Bella Rune: Creative Contradictions
It’s no surprise that this Swedish artist has a background in both architecture and dance, as her handmade geometric shapes are studies in structural composition and movement. Bella talks to TLmag about her fascination with interfaces, the truth about intuition, and the similarities between yarn and smartphones.
TLmag: Your work looks both delicate and indestructible – what’s the thought behind this tension and paradox?
Bella Rune (BR): The sculptures are not either-or, they’re both: yarn-ness and mirage. I’ve always wanted to break out of the everyday, but I also want to be the everyday. Maybe it’s a generational thing – we are half cyborg, half dinosaur. I seem to move in this way, I have one foot on either side of the digital interface. I want to be where the negotiation is happening. There’s also something about things that can break. For example, concrete can break, and then it’s broken. But my pieces seem to handle outside forces in a different way. If there’s wind they’ll blow, but they’ll return to their original position. They can respond to other forces without being broken, like light.
TLmag: Why do you choose to work primarily with yarn?
BR: I like being the world’s slowest 3D printer! I use mohair, which is very thin but strong. Sometimes I let the ends of the yarn hang loose, and when passers-by move them there is no felting, the way you would get with other wool.
I’ve also created two apps with augmented reality. The first one I did just before Pokémon Go, and I did another one last year when I worked with Garage Museum in Moscow. Yarn and smartphones are kind of similar. They are both these everyday things that are annoying and you kind of hate them, but you can make poetry and magic with them as well.
TLmag: Colour has a big part to play in your work – there’s another heady tension here, this time between natural materials and unnatural hues.

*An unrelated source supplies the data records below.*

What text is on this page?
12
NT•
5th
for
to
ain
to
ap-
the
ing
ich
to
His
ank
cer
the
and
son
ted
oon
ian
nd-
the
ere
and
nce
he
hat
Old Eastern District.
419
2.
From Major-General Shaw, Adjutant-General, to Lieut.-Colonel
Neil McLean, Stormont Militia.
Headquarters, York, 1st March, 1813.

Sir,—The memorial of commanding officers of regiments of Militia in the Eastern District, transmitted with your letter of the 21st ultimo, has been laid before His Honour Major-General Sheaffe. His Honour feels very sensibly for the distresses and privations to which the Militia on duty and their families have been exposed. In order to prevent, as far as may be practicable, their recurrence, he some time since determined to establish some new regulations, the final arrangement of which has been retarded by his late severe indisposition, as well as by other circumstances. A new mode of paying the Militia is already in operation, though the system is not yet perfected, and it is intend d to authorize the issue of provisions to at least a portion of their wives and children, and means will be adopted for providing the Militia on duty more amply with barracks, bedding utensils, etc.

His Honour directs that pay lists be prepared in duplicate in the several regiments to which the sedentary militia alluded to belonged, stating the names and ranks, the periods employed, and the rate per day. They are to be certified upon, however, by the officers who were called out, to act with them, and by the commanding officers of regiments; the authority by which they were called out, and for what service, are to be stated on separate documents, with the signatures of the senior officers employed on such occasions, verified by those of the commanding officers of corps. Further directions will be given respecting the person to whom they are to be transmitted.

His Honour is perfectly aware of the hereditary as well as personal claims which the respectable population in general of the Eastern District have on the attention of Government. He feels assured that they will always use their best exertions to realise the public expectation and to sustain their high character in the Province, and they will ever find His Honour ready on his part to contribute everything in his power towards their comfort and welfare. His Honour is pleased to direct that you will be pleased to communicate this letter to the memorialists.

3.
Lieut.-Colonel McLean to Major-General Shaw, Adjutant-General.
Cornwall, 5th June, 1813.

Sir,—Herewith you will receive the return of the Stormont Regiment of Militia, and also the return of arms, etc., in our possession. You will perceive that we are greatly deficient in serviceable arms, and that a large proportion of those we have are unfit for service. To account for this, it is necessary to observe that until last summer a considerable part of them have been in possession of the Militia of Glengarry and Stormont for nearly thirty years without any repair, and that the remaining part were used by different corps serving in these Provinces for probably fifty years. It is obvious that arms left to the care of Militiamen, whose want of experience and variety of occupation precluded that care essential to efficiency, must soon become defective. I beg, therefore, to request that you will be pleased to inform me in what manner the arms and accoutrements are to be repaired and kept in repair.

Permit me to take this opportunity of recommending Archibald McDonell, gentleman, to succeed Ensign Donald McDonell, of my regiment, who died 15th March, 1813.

BR: I have always had a very strong relationship to colour. Over the last couple of years, I’ve been interested in where colours really come from – the actual source of the dyeing. All dyes come from somewhere if they’re not completely unnatural. For instance, some candy now has the same red dye as was used for clothes in the 1800s – there are all these different connections to be made. At the same time there’s this horrible limitation. As a human being, you’re a machine that can only see certain nuances – a bird can see much more colour than we can. It can be nice to use colours that stretch our possibilities somehow, to do something that is for the birds or the bees or something else. We live in this double universe. Traditional folklore is part of why we make the choices we do, but so is candy or marker pens. I remember the first time I saw neon – it shook my little child mind. I could feel something else happening to my eyes; it was like a room expanded inside of me. Certain colours like that give us a touch of what the bees and the birds can see.
TLmag: How intuitive, and how studied is your process?
BR: To me, intuition is just knowledge that we haven’t fully unpacked yet. It’s interesting to use it when going into unchartered territories, to do something, then to think about what you have done and why. Part of me feels like a choreographer of space and emotion, but on the other hand, I’m a researcher that wants to get into the history, and these sculptures enable me to do both. At the same time, they act as limitations. It’s almost like Haiku. There’s a system I have to relate to. I have a background in dance, so movement is very present in my work. I think a lot about how we move, how our bodies are in relationship with this work. I started making sculptures that I thought of as performances, they had some kind of action embedded in them. For me, the sculptures are very similar to what a dancer can do. It’s only a body moving, but it can take over a room.